= Conversation opener =

Introduction used to begin a conversation

A conversation opener is an introduction used to begin a conversation. They are frequently the subject of guides and seminars on how to make friends and/or meet people. Different situations may call for different openers (e.g. approaching a stranger on the street versus meeting them at a more structured gathering of people with like interests).

An opener often takes the form of an open-ended question, which can lead to further comments or conversation as well as creating topics for future conversations (e.g. "How's your mandrill doing?").

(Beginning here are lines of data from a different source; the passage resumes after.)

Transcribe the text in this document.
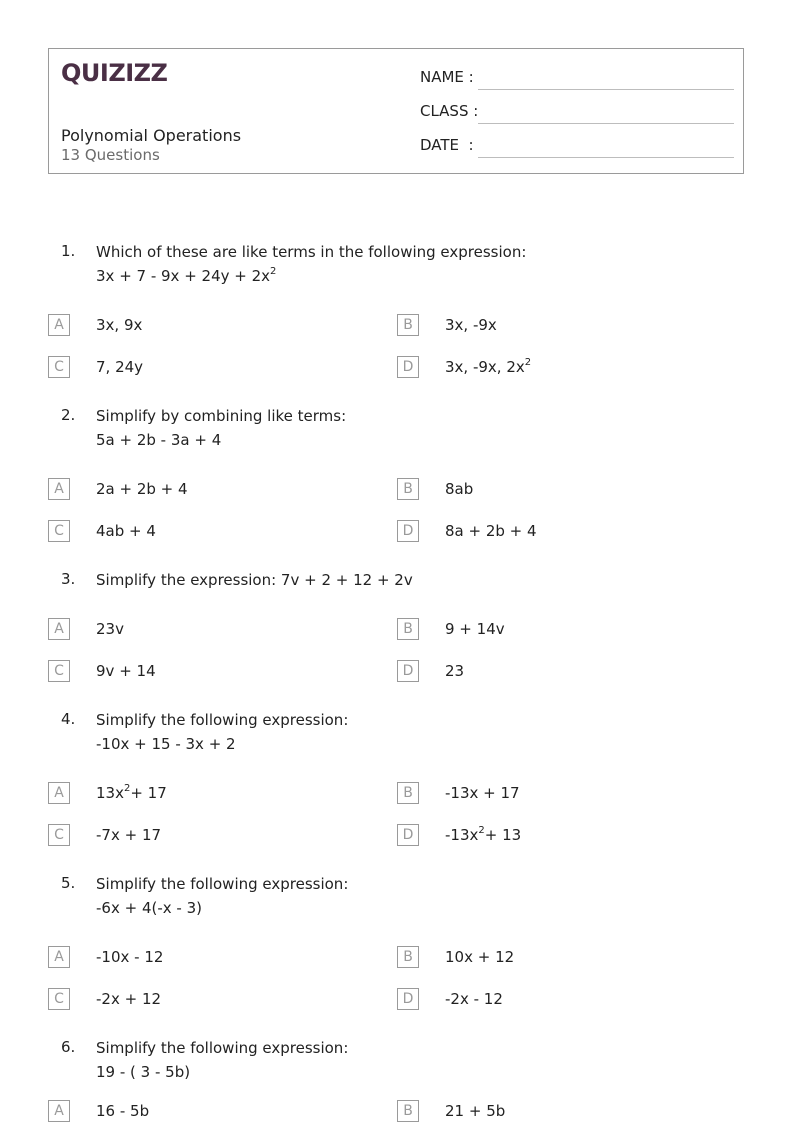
QUIZIZZ
Polynomial Operations
13 Questions
NAME :
CLASS :
DATE  :
1. Which of these are like terms in the following expression:
$3x + 7 - 9x + 24y + 2x^2$
A	3x, 9x	B	3x, -9x
C	7, 24y	D	3x, -9x, $2x^2$
2. Simplify by combining like terms:
5a + 2b - 3a + 4
A	2a + 2b + 4	B	8ab
C	4ab + 4	D	8a + 2b + 4
3. Simplify the expression: 7v + 2 + 12 + 2v
A	23v	B	9 + 14v
C	9v + 14	D	23
4. Simplify the following expression:
-10x + 15 - 3x + 2
A	$13x^2+ 17$	B	-13x + 17
C	-7x + 17	D	$-13x^2+ 13$
5. Simplify the following expression:
-6x + 4(-x - 3)
A	-10x - 12	B	10x + 12
C	-2x + 12	D	-2x - 12
6. Simplify the following expression:
19 - ( 3 - 5b)
A	16 - 5b	B	21 + 5b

A closed-ended question (e.g. "Nice weather today, isn't it?") is regarded as potentially less effective because it can be answered with a simple "Mm-hmm," which is essentially a conversational dead end, requiring the initiator of the conversation to start from scratch.

How to Start a Conversation notes that in conversation openers, "There really are only two topics to choose from - The situation [or] the other person. Secondly, there are only two ways to begin a conversation: State a fact [or] ask a question/opinion". Accordingly, openers are often linked to props, e.g. "Do you have a cigarette?" "Wow, you're reading Crime and Punishment, that's one of my favorite books..." "I like your skirt, where did you get it?" etc. Many venues, such as singles tennis events, etc. are geared toward prop-based conversation openers. Some people keep conversation pieces for this purpose.

Judy Ringer's We Have to Talk: A Step-By-Step Checklist for Difficult Conversations points out that an entirely different set of openers may be used for sensitive conversations, e.g. about employee performance, in which a main goal may be to avoid putting the person on the defensive. These openers often take the form of simple direct statements such as "I have something I’d like to discuss with you that I think will help us work together more effectively".

==Conversation openers in sales settings==
In sales settings, conversation openers often are used to probe the subject for information. Topic chosen are on 'safe ground' like 'the weather' or 'how was your journey to get here'. This information can then be used in attempts to counter objections.

This type of conversation opener is often referred to as small talk and is used to make both people in a conversation feel comfortable.